3.ディオの酒
「オヤジ、一番キツイ酒くれ!」
「あいよ。」
一人残った酒場の片隅でディオは酒を煽る。
いつからだろう。酒がまずいと感じるようになったのは。
それでもディオは酒を飲む。
あの楽しく、美味く酒を飲めた頃を思い出そうとするように。。
「まさかこんな結果になるとわな。」
この五年間ひたすらに救いを求め、わずかな手掛かりを頼りに世界中を駆け回ってきた。
髪、髭は伸びに伸び、心労から目元は窪み頬は痩せこけている。
昔の自分を知る者がい見たらとてもではないが同一人物だとは思わないだろう。
それほど彼は憔悴しきっていた。
ディオは天井を見上げ眼をつぶった。
<先輩、いや師匠とよばせてください!>
<あん?だれだ?テメェ。>
<ほう、変わった武器使うじゃねえか。>
<確かに外の世界の人が刀使っているのは見たことないですね。>
<そうじゃねえ!剣ってのは重量を活かすもんだ!>
<いやぁ、勉強になるなあ。
うちの一族の武技にも何とか活かしたいなあ。
だいぶ幅が広がると思うんだけどなあ。>
<ねえ、師匠。今度弟連れてきてもいいですか?
あいつ歳離れてるけど俺より筋いいんですよ。>
<弟?なんだそりゃ。
おめえよりもいじめていいってか?>
<はは。
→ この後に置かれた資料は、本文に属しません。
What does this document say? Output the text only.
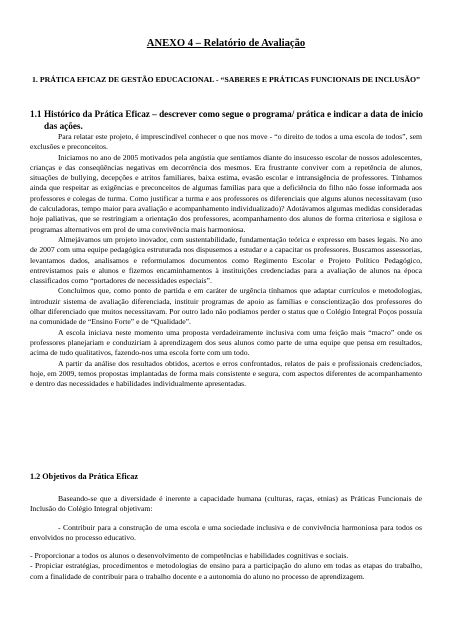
ANEXO 4 – Relatório de Avaliação
1. PRÁTICA EFICAZ DE GESTÃO EDUCACIONAL - “SABERES E PRÁTICAS FUNCIONAIS DE INCLUSÃO”
1.1 Histórico da Prática Eficaz – descrever como segue o programa/ prática e indicar a data de inicio das ações.

Para relatar este projeto, é imprescindível conhecer o que nos move - “o direito de todos a uma escola de todos”, sem exclusões e preconceitos.

Iniciamos no ano de 2005 motivados pela angústia que sentíamos diante do insucesso escolar de nossos adolescentes, crianças e das conseqüências negativas em decorrência dos mesmos. Era frustrante conviver com a repetência de alunos, situações de bullying, decepções e atritos familiares, baixa estima, evasão escolar e intransigência de professores. Tínhamos ainda que respeitar as exigências e preconceitos de algumas famílias para que a deficiência do filho não fosse informada aos professores e colegas de turma. Como justificar a turma e aos professores os diferenciais que alguns alunos necessitavam (uso de calculadoras, tempo maior para avaliação e acompanhamento individualizado)? Adotávamos algumas medidas consideradas hoje paliativas, que se restringiam a orientação dos professores, acompanhamento dos alunos de forma criteriosa e sigilosa e programas alternativos em prol de uma convivência mais harmoniosa.

Almejávamos um projeto inovador, com sustentabilidade, fundamentação teórica e expresso em bases legais. No ano de 2007 com uma equipe pedagógica estruturada nos dispusemos a estudar e a capacitar os professores. Buscamos assessorias, levantamos dados, analisamos e reformulamos documentos como Regimento Escolar e Projeto Político Pedagógico, entrevistamos pais e alunos e fizemos encaminhamentos à instituições credenciadas para a avaliação de alunos na época classificados como “portadores de necessidades especiais”.

Concluímos que, como ponto de partida e em caráter de urgência tínhamos que adaptar currículos e metodologias, introduzir sistema de avaliação diferenciada, instituir programas de apoio as famílias e conscientização dos professores do olhar diferenciado que muitos necessitavam. Por outro lado não podíamos perder o status que o Colégio Integral Poços possuía na comunidade de “Ensino Forte” e de “Qualidade”.

A escola iniciava neste momento uma proposta verdadeiramente inclusiva com uma feição mais “macro” onde os professores planejariam e conduziriam à aprendizagem dos seus alunos como parte de uma equipe que pensa em resultados, acima de tudo qualitativos, fazendo-nos uma escola forte com um todo.

A partir da análise dos resultados obtidos, acertos e erros confrontados, relatos de pais e profissionais credenciados, hoje, em 2009, temos propostas implantadas de forma mais consistente e segura, com aspectos diferentes de acompanhamento e dentro das necessidades e habilidades individualmente apresentadas.

1.2 Objetivos da Prática Eficaz

Baseando-se que a diversidade é inerente a capacidade humana (culturas, raças, etnias) as Práticas Funcionais de Inclusão do Colégio Integral objetivam:

- Contribuir para a construção de uma escola e uma sociedade inclusiva e de convivência harmoniosa para todos os envolvidos no processo educativo.

- Proporcionar a todos os alunos o desenvolvimento de competências e habilidades cognitivas e sociais.

- Propiciar estratégias, procedimentos e metodologias de ensino para a participação do aluno em todas as etapas do trabalho, com a finalidade de contribuir para o trabalho docente e a autonomia do aluno no processo de aprendizagem.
勘弁してくださいよ。
でもあいつ俺より根性ありますよ。
刀はまだまだ譲るつもりはないですが剣はもしかするとすぐ抜かれちゃったりして。>
<今までお世話になりました!自分これから里に戻ります!>
<そうか。俺から受けた恩返す気あんだろうな?>
<うっ、善処いえ、必ず返しますんで期待しててください!>
<ふん、まあ、ちったぁ使えるようにはなったよ。ほれ、これ餞別。>
<いいんですか?嬉しいなあ。じゃあ、最後にこれ使って一振り見てもらっていいですか?>
その一挙種一等測は森で見た光景とダブって見える。
ディオは静かに目を開け杯を煽る。
「この借金泥棒め。
この俺様がわざわざ貸しを回収しにはるばる会いに来てやったっていうのに。
そりゃぁないぜ。なあ、カッシュ。」
杯を持つ手は微かに震えていた。